Leur guerre était existentielle, son enjeu était l’existence de la nation, ce n’était pas une guerre destinée à conquérir des territoires lointains, à se couvrir de gloire, ou à récolter du butin, c’était une guerre dont l’enjeu était la survie ou la disparition de la nation, c’était une guerre de l’Éternel, et ils en avaient profondément conscience, ils savaient, dans leur conscience et leur savoir profond, qu’en vérité la guerre pour l’existence de la nation d’Israël était une guerre de l’Éternel, comme Abigaïl le dit à David :

Car ce sont les guerres de l’Éternel que mon Seigneur guerroie.  [Samuel I 25, 28]

Voilà ‘l’impulsion de l’âme’ qui agissait dans leur être profond.

Ils avaient l’esprit indomptable, ils se battaient avec acharnement et avec la plus grande vigueur, et ils savaient, au plus profond de l’obscurité, – pas seulement au Beit Hamidrach, mais aussi au plus fort de la guerre, choisir le bien et s’écarter du mal.
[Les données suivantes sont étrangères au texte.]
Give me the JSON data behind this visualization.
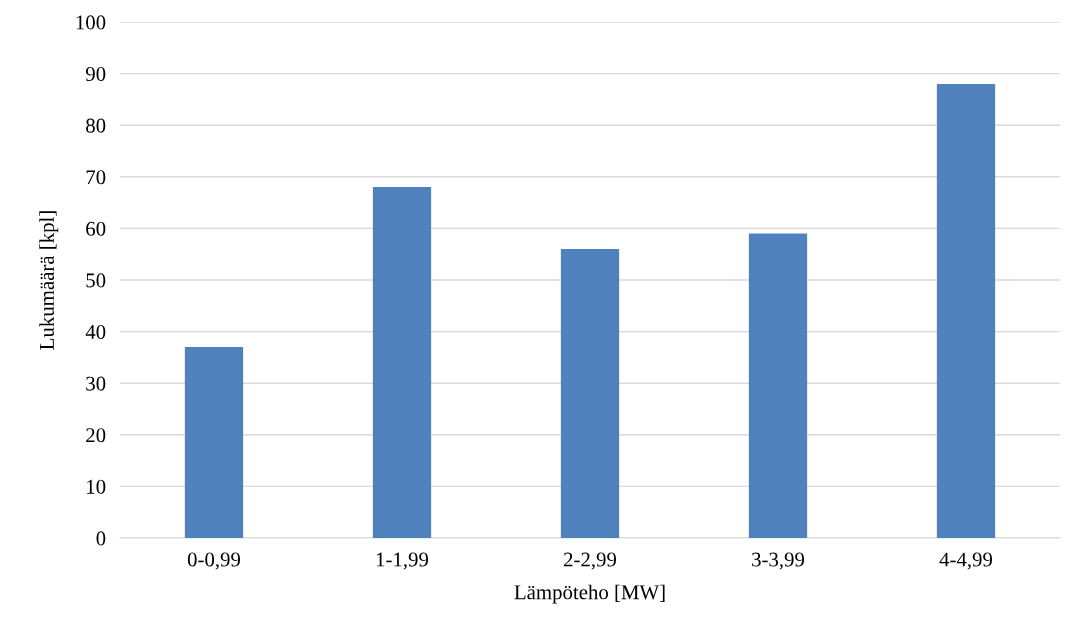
{
  "chart_data": {
    "type": "bar",
    "xlabel": "Lämpöteho [MW]",
    "ylabel": "Lukumäärä [kpl]",
    "categories": [
      "0-0,99",
      "1-1,99",
      "2-2,99",
      "3-3,99",
      "4-4,99"
    ],
    "values": [
      37,
      68,
      56,
      59,
      88
    ],
    "color": "#4f81bd",
    "ylim": [
      0,
      100
    ],
    "yticks": [
      0,
      10,
      20,
      30,
      40,
      50,
      60,
      70,
      80,
      90,
      100
    ],
    "grid": "y",
    "legend": false
  }
}
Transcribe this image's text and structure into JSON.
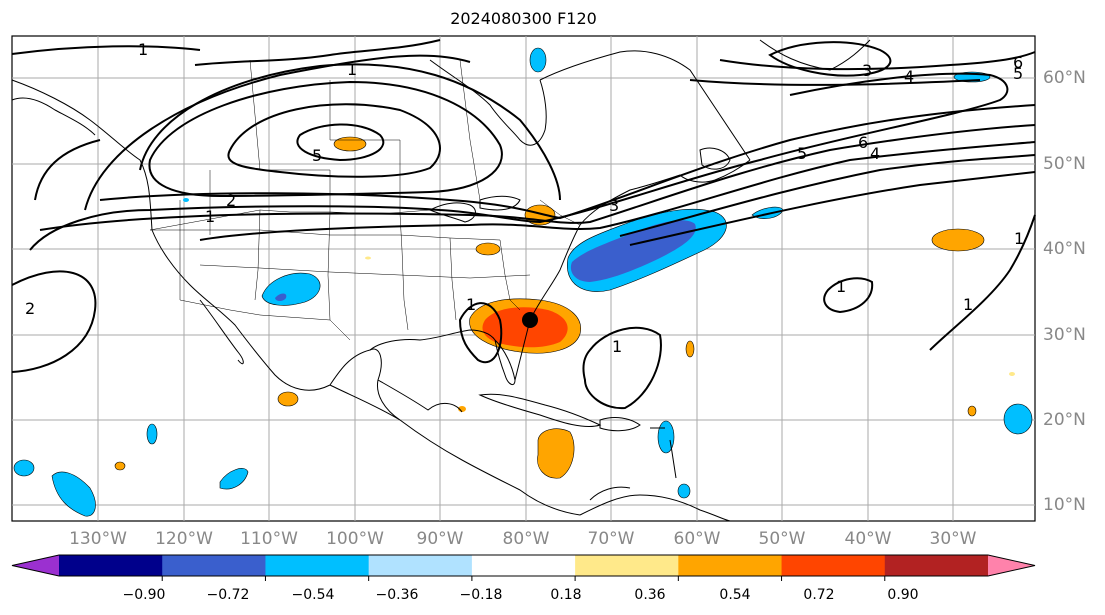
{
  "title": "2024080300 F120",
  "lon_labels": [
    "130°W",
    "120°W",
    "110°W",
    "100°W",
    "90°W",
    "80°W",
    "70°W",
    "60°W",
    "50°W",
    "40°W",
    "30°W"
  ],
  "lat_labels": [
    "60°N",
    "50°N",
    "40°N",
    "30°N",
    "20°N",
    "10°N"
  ],
  "colorbar": {
    "ticks": [
      "−0.90",
      "−0.72",
      "−0.54",
      "−0.36",
      "−0.18",
      "0.18",
      "0.36",
      "0.54",
      "0.72",
      "0.90"
    ],
    "colors": [
      "#9b30d0",
      "#00008b",
      "#3a5fcd",
      "#00bfff",
      "#b0e2ff",
      "#ffffff",
      "#ffe98a",
      "#ffa500",
      "#ff4500",
      "#b22222",
      "#ff82ab"
    ]
  },
  "contour_labels": [
    "1",
    "1",
    "1",
    "1",
    "1",
    "1",
    "1",
    "1",
    "2",
    "2",
    "3",
    "3",
    "4",
    "4",
    "5",
    "5",
    "5",
    "6",
    "6"
  ],
  "storm_marker": "filled black circle off southeastern US coast",
  "line_color": "#000000",
  "grid_color": "#aaaaaa"
}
Bien qu’ils fussent pris dans le feu des combats, malgré tout ils ne tombaient pas, ils ne se salissaient pas et ils ne se perdaient pas dans les complications.

Même quand j’irai dans la vallée de la mort je ne craindrai pas le mal…  [Psaumes 23, 4 ; Zohar Berechit 57, 1]

Autrement dit : même dans le combat contre mes ennemis je ne crains pas de devenir un homme méchant, ni de laisser ma moralité se dégrader.

Quand nous méditons à leur propos, sur ces grands personnages, que nous révérons et que nous aimons, devant toute ce dévoilement spirituel qui éveille notre désir ardent, nous envions ardemment cette grandeur spirituelle, cette pureté et cette sainteté,

Par conséquent je dirais : tout individu d’Israël a le devoir de se demander : “Quand mes actions parviendront-elles aux actes de mes pères Avraham, Itzhak et Yaakov ?”  [Tana Dvé Éliahou Raba chap.25]

Nous envions leur vigueur, nous désirons ardemment faire revenir sur nous la force de caractère et la vaillance militaire qu’avaient nos pères, car c’étaient des gens à la sensibilité raffinée, et c’étaient en même temps des gens offensifs et impétueux quand ils s’agissait de faire la guerre. Nous envions la vitalité tranchée et solide, impétueuse et trempée qui les habitait ; et en se nourrissant de ce grand désir, notre force spirituelle se consolide, et notre vaillance s’affine, notre bravoure se raffine et se purifie, contrairement à ce qui se passe chez les nations du monde où la bravoure est grossière. Nous tirons la leçon de ces héros de la Bible, nous admirons leur manière d’être et nous nous relions à eux. À partir de là notre délicatesse spirituelle prend force et notre bravoure se raffine. Ces âmes fortes revivent en nous comme aux premiers jours du monde, et par cela le courage de la guerre nous revient.